A solution containing 35 g of copper sulphate dissolved in 395 ml of water. Calculate the mass by mass percentage of the solution.

Answer 1

Hint: To describe a solution accurately, we are required to express its concentration i.e. how much of the solute has been dissolved in a specified amount of solvent. Words like dilute or concentrated are generally used to define the solutions that either consist of a little or a lot of amount of dissolved solute, respectively.

Complete step by step solution: Concentration is actually the measure of how much quantity of a given substance has been mixed with some other substance. There are different methods to express the concentration of solution by employing a percentage. The mass/mass percentage (i.e. % m/m) is stated as the ratio of the mass of a solute and the mass of a solution multiplied by 100:
\[Mass{\text{ }}by{\text{ }}mass{\text{ }}percentage{\text{ }}of{\text{ }}a{\text{ }}solution = \dfrac{{Mass{\text{ }}of{\text{ }}solute}}{{Mass{\text{ }}of{\text{ }}solution}}X100\]
We know that,
\[mass{\text{ }}of{\text{ }}solution = mass{\text{ }}of{\text{ }}solute + mass{\text{ }}solvent\]
You should note that each mass must possess the similar units in order to estimate the proper concentration.
In the given question, copper sulphate is the solute while water is the solvent.
Mass of solute (\[CuS{O_4}\]) = 35g (Given)
Volume of solvent (\[{H_2}O\]) = 395 mL (Given)
We know that density of water = 1g/mL, that means:
Mass of solvent = 395 g
$\therefore mass{\text{ }}of{\text{ }}solution = 35 + 395 = 430g$
Now, substituting the values in %m/m of solution formula:
\[Mass{\text{ }}by{\text{ }}mass{\text{ }}percentage{\text{ }}of{\text{ }}a{\text{ }}solution = \dfrac{{35g}}{{430g}}X100 = 8.14\% \]
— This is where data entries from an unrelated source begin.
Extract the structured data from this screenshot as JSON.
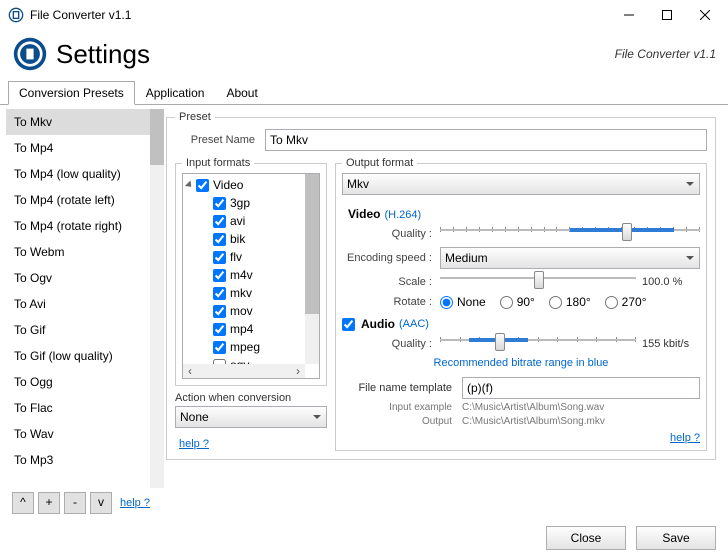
{
  "window": {
    "title": "File Converter v1.1"
  },
  "header": {
    "title": "Settings",
    "version": "File Converter v1.1"
  },
  "tabs": {
    "t0": "Conversion Presets",
    "t1": "Application",
    "t2": "About"
  },
  "presets": [
    "To Mkv",
    "To Mp4",
    "To Mp4 (low quality)",
    "To Mp4 (rotate left)",
    "To Mp4 (rotate right)",
    "To Webm",
    "To Ogv",
    "To Avi",
    "To Gif",
    "To Gif (low quality)",
    "To Ogg",
    "To Flac",
    "To Wav",
    "To Mp3"
  ],
  "leftBtns": {
    "up": "^",
    "add": "+",
    "del": "-",
    "down": "v"
  },
  "help": "help ?",
  "group": {
    "preset": "Preset",
    "input_formats": "Input formats",
    "output_format": "Output format"
  },
  "labels": {
    "preset_name": "Preset Name",
    "action": "Action when conversion",
    "quality": "Quality :",
    "encoding_speed": "Encoding speed :",
    "scale": "Scale :",
    "rotate": "Rotate :",
    "file_name_template": "File name template",
    "input_example": "Input example",
    "output_example": "Output"
  },
  "preset_name": "To Mkv",
  "tree": {
    "root": "Video",
    "items": [
      "3gp",
      "avi",
      "bik",
      "flv",
      "m4v",
      "mkv",
      "mov",
      "mp4",
      "mpeg",
      "ogv"
    ]
  },
  "action_value": "None",
  "output_format": "Mkv",
  "video_label": "Video",
  "video_codec": "(H.264)",
  "encoding_speed": "Medium",
  "scale_value": "100.0 %",
  "rotate": {
    "none": "None",
    "r90": "90°",
    "r180": "180°",
    "r270": "270°"
  },
  "audio_label": "Audio",
  "audio_codec": "(AAC)",
  "audio_quality_value": "155 kbit/s",
  "blue_note": "Recommended bitrate range in blue",
  "fn_template": "(p)(f)",
  "fn_input": "C:\\Music\\Artist\\Album\\Song.wav",
  "fn_output": "C:\\Music\\Artist\\Album\\Song.mkv",
  "footer": {
    "close": "Close",
    "save": "Save"
  }
}
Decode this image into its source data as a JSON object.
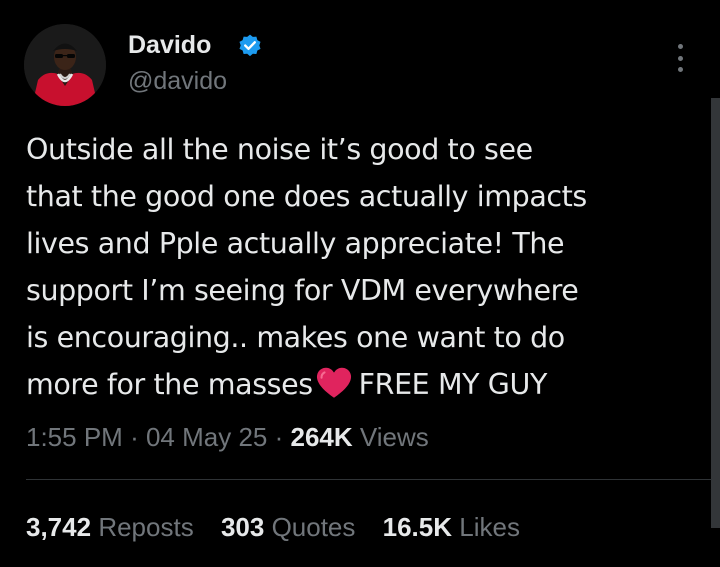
{
  "author": {
    "name": "Davido",
    "handle": "@davido",
    "verified": true,
    "avatar": "profile-photo-red-jacket"
  },
  "tweet": {
    "lines": [
      "Outside all the noise it’s good to see",
      "that the good one does actually impacts",
      "lives and Pple actually appreciate! The",
      "support I’m seeing for VDM everywhere",
      "is encouraging.. makes one want to do"
    ],
    "last_line_before_emoji": "more for the masses",
    "emoji": "red-heart-icon",
    "last_line_after_emoji": "FREE MY GUY"
  },
  "meta": {
    "time": "1:55 PM",
    "separator": "·",
    "date": "04 May 25",
    "views_count": "264K",
    "views_label": "Views"
  },
  "stats": {
    "reposts_count": "3,742",
    "reposts_label": "Reposts",
    "quotes_count": "303",
    "quotes_label": "Quotes",
    "likes_count": "16.5K",
    "likes_label": "Likes"
  },
  "colors": {
    "background": "#000000",
    "text_primary": "#e7e9ea",
    "text_secondary": "#71767b",
    "verified_blue": "#1d9bf0",
    "heart_red": "#e0245e",
    "divider": "#2f3336"
  }
}
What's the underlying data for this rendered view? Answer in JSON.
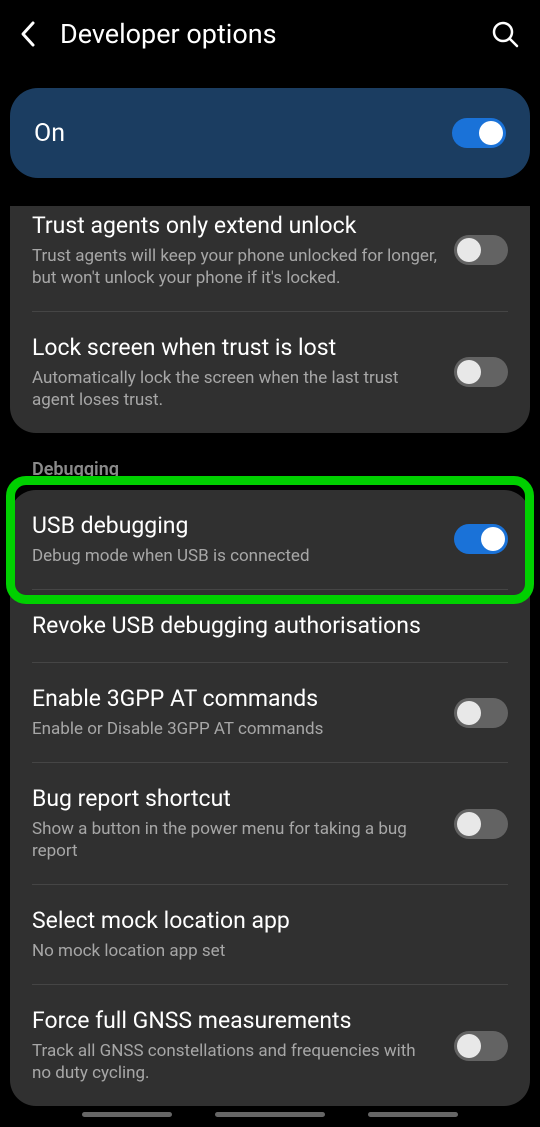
{
  "header": {
    "title": "Developer options"
  },
  "master": {
    "label": "On",
    "state": true
  },
  "group1": [
    {
      "title": "Trust agents only extend unlock",
      "sub": "Trust agents will keep your phone unlocked for longer, but won't unlock your phone if it's locked.",
      "toggle": false
    },
    {
      "title": "Lock screen when trust is lost",
      "sub": "Automatically lock the screen when the last trust agent loses trust.",
      "toggle": false
    }
  ],
  "section2_header": "Debugging",
  "group2": [
    {
      "title": "USB debugging",
      "sub": "Debug mode when USB is connected",
      "toggle": true,
      "highlighted": true
    },
    {
      "title": "Revoke USB debugging authorisations",
      "sub": null,
      "toggle": null
    },
    {
      "title": "Enable 3GPP AT commands",
      "sub": "Enable or Disable 3GPP AT commands",
      "toggle": false
    },
    {
      "title": "Bug report shortcut",
      "sub": "Show a button in the power menu for taking a bug report",
      "toggle": false
    },
    {
      "title": "Select mock location app",
      "sub": "No mock location app set",
      "toggle": null
    },
    {
      "title": "Force full GNSS measurements",
      "sub": "Track all GNSS constellations and frequencies with no duty cycling.",
      "toggle": false
    }
  ]
}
Hence, the mass by mass percentage of the solution is 8.14%.

Note: Another and the most common method to express concentration is the molarity. A solution's molarity tells you about the number of moles of solute that is present in 1 L of solution. You can say:
$Molarity(M) = \dfrac{{moles{\text{ }}of{\text{ solute}}}}{{1{\text{ }}litre{\text{ of }}solution{\text{ }}}}$